Raiffeisen fördert Gutes vom Bauernhof

Das Gütesiegelprogramm der Direktvermarkter in Kooperation mit der LK.

Die Landwirtschaftskammer (LK) Kärnten verstärkt im Fachbereich Direktvermarktung die Zusammenarbeit mit der Raiffeisen-Bankengruppe Kärnten. Konkret wird Raiffeisen das Gütesiegelprogramm „Gutes vom Bauernhof“ der Direktvermarkter finanziell unterstützen.

Eine dahingehende Vereinbarung haben LK-Präsident ÖR Walfried Wutscher und Raiffeisen-Generaldirektor Dr. Klaus Pekarek Mittwoch vor einer Woche in Klagenfurt unterzeichnet.

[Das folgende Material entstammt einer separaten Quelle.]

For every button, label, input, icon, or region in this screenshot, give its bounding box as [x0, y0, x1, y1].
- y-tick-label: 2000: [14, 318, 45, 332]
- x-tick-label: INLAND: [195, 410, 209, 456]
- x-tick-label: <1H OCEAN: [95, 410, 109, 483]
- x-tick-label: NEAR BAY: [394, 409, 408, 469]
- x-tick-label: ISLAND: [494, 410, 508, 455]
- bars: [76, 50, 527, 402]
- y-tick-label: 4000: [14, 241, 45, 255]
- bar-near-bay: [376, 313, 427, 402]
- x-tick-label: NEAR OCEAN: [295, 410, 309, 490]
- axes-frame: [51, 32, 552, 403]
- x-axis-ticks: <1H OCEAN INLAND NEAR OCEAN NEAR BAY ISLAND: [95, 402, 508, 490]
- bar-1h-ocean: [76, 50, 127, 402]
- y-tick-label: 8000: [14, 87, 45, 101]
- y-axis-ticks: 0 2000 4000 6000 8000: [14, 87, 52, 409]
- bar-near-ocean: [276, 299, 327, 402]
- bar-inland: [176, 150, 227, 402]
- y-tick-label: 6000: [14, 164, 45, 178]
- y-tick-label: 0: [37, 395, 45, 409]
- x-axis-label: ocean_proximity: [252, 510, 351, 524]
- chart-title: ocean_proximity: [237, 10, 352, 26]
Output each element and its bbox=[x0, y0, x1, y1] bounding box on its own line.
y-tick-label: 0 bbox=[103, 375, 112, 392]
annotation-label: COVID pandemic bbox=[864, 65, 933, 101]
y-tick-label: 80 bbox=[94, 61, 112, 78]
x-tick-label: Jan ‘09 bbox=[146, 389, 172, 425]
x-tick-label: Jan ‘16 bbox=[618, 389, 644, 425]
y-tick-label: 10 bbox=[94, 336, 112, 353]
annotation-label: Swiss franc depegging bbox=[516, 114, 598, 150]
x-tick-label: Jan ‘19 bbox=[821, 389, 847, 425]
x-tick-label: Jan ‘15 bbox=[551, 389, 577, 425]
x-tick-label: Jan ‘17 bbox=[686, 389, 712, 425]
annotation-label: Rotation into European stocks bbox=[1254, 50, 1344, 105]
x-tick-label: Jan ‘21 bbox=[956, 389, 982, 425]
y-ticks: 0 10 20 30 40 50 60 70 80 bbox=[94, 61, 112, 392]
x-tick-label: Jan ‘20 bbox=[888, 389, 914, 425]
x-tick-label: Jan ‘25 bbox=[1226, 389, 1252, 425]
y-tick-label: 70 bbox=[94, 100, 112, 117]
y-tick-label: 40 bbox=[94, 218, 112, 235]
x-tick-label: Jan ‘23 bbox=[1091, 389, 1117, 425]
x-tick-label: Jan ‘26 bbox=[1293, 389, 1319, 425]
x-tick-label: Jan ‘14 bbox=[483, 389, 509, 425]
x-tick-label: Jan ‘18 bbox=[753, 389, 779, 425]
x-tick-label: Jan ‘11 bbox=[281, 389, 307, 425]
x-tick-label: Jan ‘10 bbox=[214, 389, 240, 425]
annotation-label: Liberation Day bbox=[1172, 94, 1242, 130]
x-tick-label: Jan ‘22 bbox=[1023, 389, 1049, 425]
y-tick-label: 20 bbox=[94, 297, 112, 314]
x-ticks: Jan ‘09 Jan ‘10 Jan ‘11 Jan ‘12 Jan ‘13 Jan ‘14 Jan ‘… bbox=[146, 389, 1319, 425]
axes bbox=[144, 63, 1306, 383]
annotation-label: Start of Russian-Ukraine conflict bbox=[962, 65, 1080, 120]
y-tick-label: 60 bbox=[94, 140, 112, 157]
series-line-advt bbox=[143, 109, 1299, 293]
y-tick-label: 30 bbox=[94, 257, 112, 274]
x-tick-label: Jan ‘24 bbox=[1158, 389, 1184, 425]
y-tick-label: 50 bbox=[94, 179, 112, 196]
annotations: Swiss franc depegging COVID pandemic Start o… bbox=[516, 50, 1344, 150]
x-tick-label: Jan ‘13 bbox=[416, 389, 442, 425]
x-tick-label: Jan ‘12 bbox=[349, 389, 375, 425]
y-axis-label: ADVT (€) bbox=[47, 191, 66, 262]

Zwei Partner mit derselben Idee
Durch die neue Partnerschaft können Direktvermarkterbetriebe, die sich für das Gütesiegelprogramm qualifizieren möchten, künftig gezielt betreut werden. Für Pekarek haben sich bei der Kooperation „zwei Partner mit derselben Idee gefunden, denn der Aufbau starker Marken und die konsequente Qualitätssicherung sind die Gegenstrategie des ländlichen Raumes zur Globalisierung“. Präsident Wutscher dankte dem neuen Partner für die Unterstützung. In der heutigen Zeit müsse sich auch ein Unternehmen wie Raiffeisen sich seine bäuerliche Tradition immer wieder aufs Neue bewusst machen, meinte Wutscher.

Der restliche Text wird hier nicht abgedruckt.